Not only are letters to the editor interesting to research and write, good ones are also fascinating to read. Many bring out points overlooked by journalists

In such carefully crafted missives, sharp-eyed readers flag errors and oversights by journalists and other letter writers, and deliver stinging retorts, often laced with outrage.

In a recent edition of the Washington Post, for instance, one reader from Vermont huffed and puffed about a story in which the Post identified one John Mercer Langston of Ohio as the first black American elevated to public office by popular vote.

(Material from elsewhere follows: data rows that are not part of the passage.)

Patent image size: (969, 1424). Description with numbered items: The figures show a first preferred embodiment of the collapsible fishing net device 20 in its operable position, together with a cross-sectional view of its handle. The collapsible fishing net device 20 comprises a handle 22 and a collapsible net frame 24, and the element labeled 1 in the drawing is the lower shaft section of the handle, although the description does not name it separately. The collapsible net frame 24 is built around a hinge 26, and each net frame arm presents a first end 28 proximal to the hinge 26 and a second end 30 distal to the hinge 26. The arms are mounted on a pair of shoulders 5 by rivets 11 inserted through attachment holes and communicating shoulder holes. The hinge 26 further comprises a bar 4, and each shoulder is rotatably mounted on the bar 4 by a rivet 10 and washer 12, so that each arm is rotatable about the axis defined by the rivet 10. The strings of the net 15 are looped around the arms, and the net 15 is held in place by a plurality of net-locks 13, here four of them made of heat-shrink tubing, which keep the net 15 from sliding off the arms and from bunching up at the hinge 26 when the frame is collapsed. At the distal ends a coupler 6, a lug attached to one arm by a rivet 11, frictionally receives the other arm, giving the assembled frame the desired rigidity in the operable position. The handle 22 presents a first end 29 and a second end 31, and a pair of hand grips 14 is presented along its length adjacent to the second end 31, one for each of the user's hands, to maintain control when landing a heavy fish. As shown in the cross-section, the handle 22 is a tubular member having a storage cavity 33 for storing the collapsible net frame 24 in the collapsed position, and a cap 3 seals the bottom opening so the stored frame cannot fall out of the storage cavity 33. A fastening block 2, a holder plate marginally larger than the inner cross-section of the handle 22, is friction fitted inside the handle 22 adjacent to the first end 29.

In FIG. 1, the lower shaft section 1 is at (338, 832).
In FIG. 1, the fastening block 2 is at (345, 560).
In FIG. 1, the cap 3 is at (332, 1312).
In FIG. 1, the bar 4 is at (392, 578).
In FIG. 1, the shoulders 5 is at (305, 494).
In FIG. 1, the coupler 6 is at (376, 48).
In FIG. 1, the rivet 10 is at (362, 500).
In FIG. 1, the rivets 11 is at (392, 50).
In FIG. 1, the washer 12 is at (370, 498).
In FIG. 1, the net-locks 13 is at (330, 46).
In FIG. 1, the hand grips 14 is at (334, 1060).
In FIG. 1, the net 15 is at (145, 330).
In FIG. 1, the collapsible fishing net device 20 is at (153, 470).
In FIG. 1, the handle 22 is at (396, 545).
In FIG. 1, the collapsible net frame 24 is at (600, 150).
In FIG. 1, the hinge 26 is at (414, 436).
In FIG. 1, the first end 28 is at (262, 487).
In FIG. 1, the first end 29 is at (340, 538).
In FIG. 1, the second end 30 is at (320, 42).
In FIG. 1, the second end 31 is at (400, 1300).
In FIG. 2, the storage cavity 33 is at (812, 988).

Nay, nay, the Vermonter begged to differ. The nation's first black elected official was a fellow who won a seat in the Vermont legislature in 1836, 19 years before Langston took office in Ohio.
 
Passions can get heated in letters to the editor as people vehemently agree or disagree with what they read. And these letters often prompt equally spirited replies

Another letter writer that day haughtily corrected the newspaper's misuse of the term radio transmitter, grumping that an obviously incompetent Post reporter had confused transmitters with receivers. Someone else took the paper to task for a cute story about driving a car while barefoot. Foolish and dangerous, don't you know?!
 
If you're a reporter who made a mistake in a story, this is how you view people who sit by their keyboards, just waiting to send in corrections to the newspaper

Weeds on the National Mall. The survival of ancient Sanskrit. The difference between deaf interpreters and interpreters for the deaf.All prompted people to take fingers to keyboard and vent to the Washington Post. And those are just the letters that the paper printed. Very often the unpublished letters to the editor also find their way to reporters whose stories the readers are complaining about.

So pay no mind to the common complaint that Americans don't write letters much any more. We certainly do — just not as often to each other!